Of real jeopardy, I should tell you of a time last year where after several days of perfect low-pressure traction in deep sand dunes, my tire pressure gauge only reported about a ⅓ of the real, actual pressure. Took forever to fill the tires back up, then subsequently camped from mountain shale and forest roads for weeks at 120psi (←you read that right) wondering what could be so wrong with my suspension. I now carry two pressure gauges; I digress.
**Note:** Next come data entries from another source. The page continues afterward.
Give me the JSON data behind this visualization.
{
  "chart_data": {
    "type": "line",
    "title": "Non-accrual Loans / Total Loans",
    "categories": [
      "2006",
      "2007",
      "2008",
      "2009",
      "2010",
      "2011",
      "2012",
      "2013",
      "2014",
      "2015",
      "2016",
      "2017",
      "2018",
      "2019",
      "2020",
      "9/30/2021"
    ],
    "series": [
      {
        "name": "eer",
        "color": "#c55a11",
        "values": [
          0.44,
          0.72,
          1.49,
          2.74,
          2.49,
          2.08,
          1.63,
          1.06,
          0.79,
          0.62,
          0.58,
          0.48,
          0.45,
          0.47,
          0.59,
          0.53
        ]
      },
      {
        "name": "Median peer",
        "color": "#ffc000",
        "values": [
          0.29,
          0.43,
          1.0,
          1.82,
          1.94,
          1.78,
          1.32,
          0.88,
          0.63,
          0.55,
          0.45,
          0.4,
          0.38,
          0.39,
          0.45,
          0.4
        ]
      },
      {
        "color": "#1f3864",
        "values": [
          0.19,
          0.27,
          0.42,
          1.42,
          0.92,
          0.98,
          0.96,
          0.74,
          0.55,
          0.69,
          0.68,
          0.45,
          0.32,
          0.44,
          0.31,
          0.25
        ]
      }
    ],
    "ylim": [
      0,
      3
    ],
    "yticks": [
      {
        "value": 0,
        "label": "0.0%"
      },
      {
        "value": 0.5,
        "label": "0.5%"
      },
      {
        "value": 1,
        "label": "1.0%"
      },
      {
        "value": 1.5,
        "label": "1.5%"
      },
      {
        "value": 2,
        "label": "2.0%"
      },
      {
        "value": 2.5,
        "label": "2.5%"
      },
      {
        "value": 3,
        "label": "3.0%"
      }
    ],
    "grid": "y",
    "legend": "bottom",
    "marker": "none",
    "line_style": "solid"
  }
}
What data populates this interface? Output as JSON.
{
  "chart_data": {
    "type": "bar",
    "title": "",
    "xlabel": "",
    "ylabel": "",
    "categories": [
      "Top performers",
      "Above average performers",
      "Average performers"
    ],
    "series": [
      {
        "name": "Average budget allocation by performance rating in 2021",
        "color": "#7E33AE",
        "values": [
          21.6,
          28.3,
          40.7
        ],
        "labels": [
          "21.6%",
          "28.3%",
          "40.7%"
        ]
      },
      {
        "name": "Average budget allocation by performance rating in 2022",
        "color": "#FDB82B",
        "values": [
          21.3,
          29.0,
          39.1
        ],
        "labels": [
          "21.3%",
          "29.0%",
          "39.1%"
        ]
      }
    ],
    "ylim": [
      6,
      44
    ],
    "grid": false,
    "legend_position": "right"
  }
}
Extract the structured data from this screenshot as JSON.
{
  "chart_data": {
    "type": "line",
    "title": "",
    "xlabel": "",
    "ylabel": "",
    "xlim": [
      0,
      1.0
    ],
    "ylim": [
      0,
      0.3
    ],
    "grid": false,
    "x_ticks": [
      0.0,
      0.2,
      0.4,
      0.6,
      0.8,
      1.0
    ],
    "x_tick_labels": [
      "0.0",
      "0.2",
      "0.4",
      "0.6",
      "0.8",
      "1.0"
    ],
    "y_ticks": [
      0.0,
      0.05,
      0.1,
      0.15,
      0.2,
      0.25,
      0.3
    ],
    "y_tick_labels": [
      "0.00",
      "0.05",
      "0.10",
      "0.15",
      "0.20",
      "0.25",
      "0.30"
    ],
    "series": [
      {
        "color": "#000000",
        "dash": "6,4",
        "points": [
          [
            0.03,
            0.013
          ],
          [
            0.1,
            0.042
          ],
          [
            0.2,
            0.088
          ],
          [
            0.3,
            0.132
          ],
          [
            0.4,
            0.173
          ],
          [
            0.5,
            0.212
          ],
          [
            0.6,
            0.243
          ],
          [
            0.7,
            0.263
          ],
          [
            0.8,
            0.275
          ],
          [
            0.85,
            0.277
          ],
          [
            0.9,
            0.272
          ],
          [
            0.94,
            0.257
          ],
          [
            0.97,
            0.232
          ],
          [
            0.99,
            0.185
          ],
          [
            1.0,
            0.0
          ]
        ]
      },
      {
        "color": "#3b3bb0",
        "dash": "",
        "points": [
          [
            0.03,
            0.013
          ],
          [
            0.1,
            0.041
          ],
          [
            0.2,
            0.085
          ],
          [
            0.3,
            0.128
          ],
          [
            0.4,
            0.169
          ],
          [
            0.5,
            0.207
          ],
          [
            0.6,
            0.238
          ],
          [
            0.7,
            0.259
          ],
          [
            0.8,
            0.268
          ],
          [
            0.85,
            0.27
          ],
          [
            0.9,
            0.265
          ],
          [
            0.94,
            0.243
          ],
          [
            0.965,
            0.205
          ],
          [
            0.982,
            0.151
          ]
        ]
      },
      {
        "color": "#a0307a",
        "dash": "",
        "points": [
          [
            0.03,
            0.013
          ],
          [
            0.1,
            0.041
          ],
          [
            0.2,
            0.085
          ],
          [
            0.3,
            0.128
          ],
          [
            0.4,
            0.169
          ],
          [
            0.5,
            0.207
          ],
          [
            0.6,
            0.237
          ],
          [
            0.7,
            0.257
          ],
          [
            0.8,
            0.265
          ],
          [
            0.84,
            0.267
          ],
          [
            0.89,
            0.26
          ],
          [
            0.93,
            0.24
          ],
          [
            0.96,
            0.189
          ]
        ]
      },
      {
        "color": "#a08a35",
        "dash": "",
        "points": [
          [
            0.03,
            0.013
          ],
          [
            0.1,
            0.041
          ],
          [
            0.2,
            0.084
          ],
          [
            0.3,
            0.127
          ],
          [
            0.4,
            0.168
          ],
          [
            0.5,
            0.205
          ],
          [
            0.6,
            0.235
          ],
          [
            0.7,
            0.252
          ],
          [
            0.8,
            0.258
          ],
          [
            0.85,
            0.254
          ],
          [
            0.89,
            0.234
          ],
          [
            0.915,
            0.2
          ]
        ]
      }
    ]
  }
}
And there was that other time (of so many) just a few weeks ago at pavement speed coming around a blind turn on Highway 128 in Utah where we struck a large fallen rock straight-on so hard that one of the tires folded both sidewalls and made my steel OEM rim turn the shape of a valentine heart. No big hammer could ever get that wheel true again. That tire is now my spare, but escaped with zero discernible scapes or damage and balances perfectly.
I have found no terrain that I traverse where these tires don’t do exceedingly well. And they’re not extra-siped. Not studded. Not side-lugged. Not Mud Terrains.
Allow me to summarize:
- Sand? Grippy with no torque yank,
- “Moab”/Slickrock. Stick like old honey in your hair on slickrock. To be fair most tires will,
- Highway? Quiet. Like really car-like quiet. No cupping. Marked increase in fuel economy,
- Towing? High pressure inflation. No, don’t run 120psi,
- Full trail use? No punctures, no chunking. Conformant at low pressures to wrap the surface. Not the slightest bit of negative anecdote for lateral traction.
- Snow + Ice? Look at the designed sipes! and add soft compound. Out of the ballpark in comparison to any legacy AT/MT,
- Mileage? 70k likely with compound still pliable and soft for high-mileage winters.
“Listen, I hear you amigo, but I need a truly aggressive and voided tread. I mean, what about mud?” I’m quite confident the LTXen
suck in mud. But so does every mud-terrain tire I’ve ever driven. I’ve been trapped before in mild flash flooding on the North Rim of the Grand Canyon in brand-new knobby MTs, they did jack all to help. Only a winch saved me there, and dozens and dozens of
other times.
I need help letting go of my toxic desire for aggressive-looking tires; I’m too old and busy now to worry about my past postulant ways.
How do I simply accept these LTXen as arguably superior tires?